L’individuo è quindi un flusso d’esistenza in continua trasformazione e perciò non può essere conosciuto non solo dagli altri, ma neppure da se
stesso. Ma per stabilire dei rapporti sociali l’individuo ha bisogno di apparire come punto di riferimento parzialmente stabile e identificabile, di
acquisire cioè una forma che lo rappresenti durevolmente agli occhi degli altri, e questa forma è una maschera fatta di convenzioni sociali, di
ruoli familiari e professionali, ma soprattutto dei giudizi e dei pregiudizi degli altri, spesso senza fondamento, ai quali però l’individuo è
costretto ad adeguarsi per raggiungere una certa riconoscibilità. Con questa operazione egli assume tutte le maschere necessarie che diventano
gabbie dalle quali è impossibile liberarsi. Nelle novelle la trama, realistica e paradossale al tempo stesso, mediante una sottolineatura spesso
crudele di elementi che possono suscitare il riso ma che conducono il lettore a partecipare intensamente alle vicende dei protagonisti, mette in
crisi l’osservazione piatta e scontata della condizione umana, cui si è di solito indotti dalla realtà. Per Pirandello l’individuo è “uno,
nessuno, centomila” ovvero uno per se stesso, centomila per gli altri, poiché ognuno lo vede in maniera diversa, e nessuno quando abbandona
tutte le forme ed è veramente se stesso. In particolare il lavoro e la famiglia sono realtà opprimenti per i personaggi pirandelliani. Pirandello
adotta spesso una focalizzazione interna multipla per mostrare al lettore come la realtà sia soggettiva (ovvero come ognuno vede le cose a
suo modo) e non più oggettiva e univoca come si riteneva nell’Ottocento (basti pensare al Naturalismo che con la tecnica dell’impersonalità
mirava ad analizzare la realtà come si fa con un esperimento scientifico). Nel Novecento sono crollate, con la teoria della relatività, tutte le
certezze del Positivismo e l’uomo si sente sperduto, solo, “non sa più dire chi esso sia”.

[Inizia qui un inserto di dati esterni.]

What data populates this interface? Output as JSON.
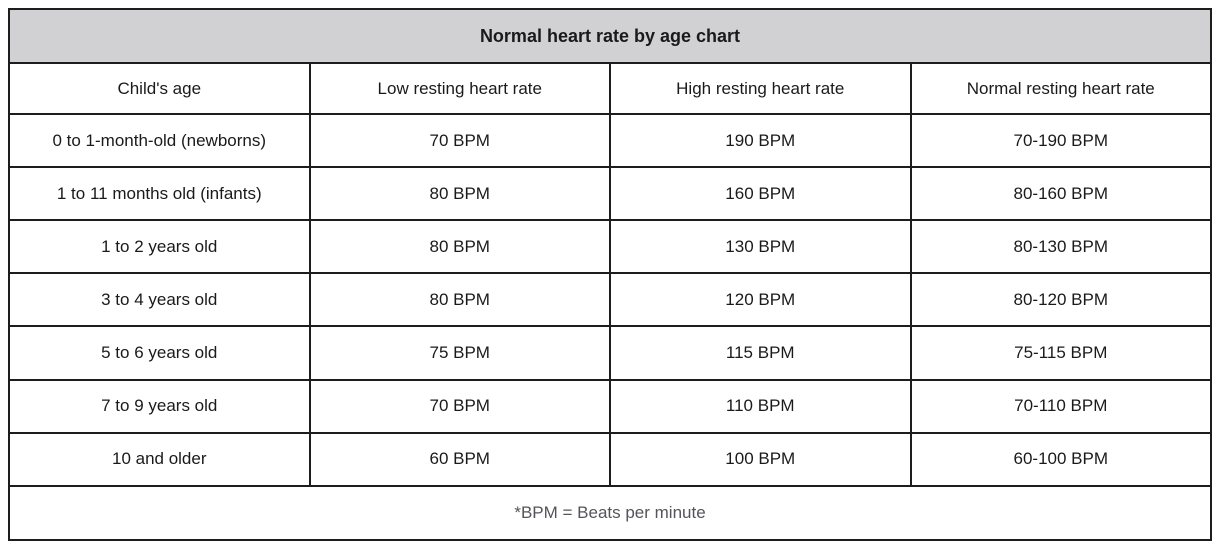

Altro elemento cardine del pensiero dell'autore è il concetto di relativismo, ossia la certezza che non esiste una verità universale, ma che ogni
singolo individuo è portatore della "sua" verità, spesso sconosciuta agli altri, che non la possono pertanto comprendere e giudicano
comportamenti e azioni degli uomini solo dal loro limitatissimo punto di vista. Ne deriva il dramma dell'impossibilità di comunicare, in quanto
mancano comuni termini di riferimento. Un individuo spesso non conosce il dramma del suo simile, si limita a vedere un comportamento
esteriore, che pure giudica sulla base di categorie sue, non di quelle dell'altro, a lui sconosciute. Da qui la solitudine che avvolge i personaggi.
L'uomo è solo nell'avventura dolorosa della vita, spesso ritenuto pazzo quando in rari momenti ritrova se stesso, chiuso nelle sue ragioni, esposto
al rischio del ridicolo e dell'incomprensione.